Well it's all theoretical since you need more data, like ME3's advertising budget vs other games etc. My belief if you advertise a strong concept and people flock around it. Now it might be true that the concept does not matter. But on the other hand, games that do well have a fairly standard message. Anything else I see as a risk, that's upto the individual publisher to take or not.
Until someone tries it , we just won't know. But I found the fact that ME3 had less people playing FShep, despite her being an advertised option vs not being an advertised option interesting.
That to me would suggest that your female targeted advertising either failed, or attracted people who would rather play MShep. If the goal was to increase the % of female gamers to ME3. That did not happen.
Exactly.
Ben Kuchera did a breakdown to show that games that feature female protagonists tend to not get as much advertising money as others.
You're now using the same arguments he made to show that female protagonists are unfairly chastized by the industry, except now to validate that we shouldn't read too much into the data because they don't support your world view.

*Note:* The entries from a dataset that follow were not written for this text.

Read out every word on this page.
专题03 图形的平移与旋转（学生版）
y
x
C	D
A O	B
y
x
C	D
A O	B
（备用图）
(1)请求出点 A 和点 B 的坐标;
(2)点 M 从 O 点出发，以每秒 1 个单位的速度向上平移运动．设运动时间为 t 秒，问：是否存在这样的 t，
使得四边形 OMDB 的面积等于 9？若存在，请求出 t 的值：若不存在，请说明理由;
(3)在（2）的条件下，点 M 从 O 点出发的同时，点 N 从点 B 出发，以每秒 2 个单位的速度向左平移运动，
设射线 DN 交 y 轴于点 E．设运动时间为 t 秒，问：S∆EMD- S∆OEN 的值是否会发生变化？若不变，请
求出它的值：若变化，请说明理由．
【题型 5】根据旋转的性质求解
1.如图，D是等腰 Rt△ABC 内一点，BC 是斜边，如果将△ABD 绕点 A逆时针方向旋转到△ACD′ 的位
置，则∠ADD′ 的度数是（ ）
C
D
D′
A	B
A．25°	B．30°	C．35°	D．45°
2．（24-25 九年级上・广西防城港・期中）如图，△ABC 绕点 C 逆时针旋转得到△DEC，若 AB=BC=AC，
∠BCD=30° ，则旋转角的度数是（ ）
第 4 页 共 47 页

My point: there's a lot of confounding variables. It's nice to see you recognize them, even if I disagree with the direction you are taking it in.
But until that actually translates into spending, then I see no reason to change position.
And this is an example of both privilege and institutionalized discrimination. You're saying that there's no reason to change direction unless women show that they're willing to go and play things with other characters that don't interest them first. It's a self-fulfilling prophecy (and has already come up several times in this thread before you decided to restate it).
Gaming used to be a family thing, then there was an epic video game crash. Nintendo (in particular) did an excellent job of marketing "toys for boys" with their NES, and focused it as being a young male activity. There's a host of other problematic, systemic issues.
But you're at the point of now saying "I'd rather they continue catering to me unless a lot of women decide to show that it's a good idea to do otherwise." Because it comes at zero cost to you, and all the cost on the disenfranchised group.
It should be safe to conclude even though the sales went up the target advertising failed.
The game had a FemShep trailer and, by your own words, sales were unaffacted (in fact they went up). It should be safe to conclude that the target advertising didn't have an impact.
Even IF it was "male fantasy," the fact remains, the sales still went up.
(on a final note, when you say ME3 is the best seller, what are you comparing against?)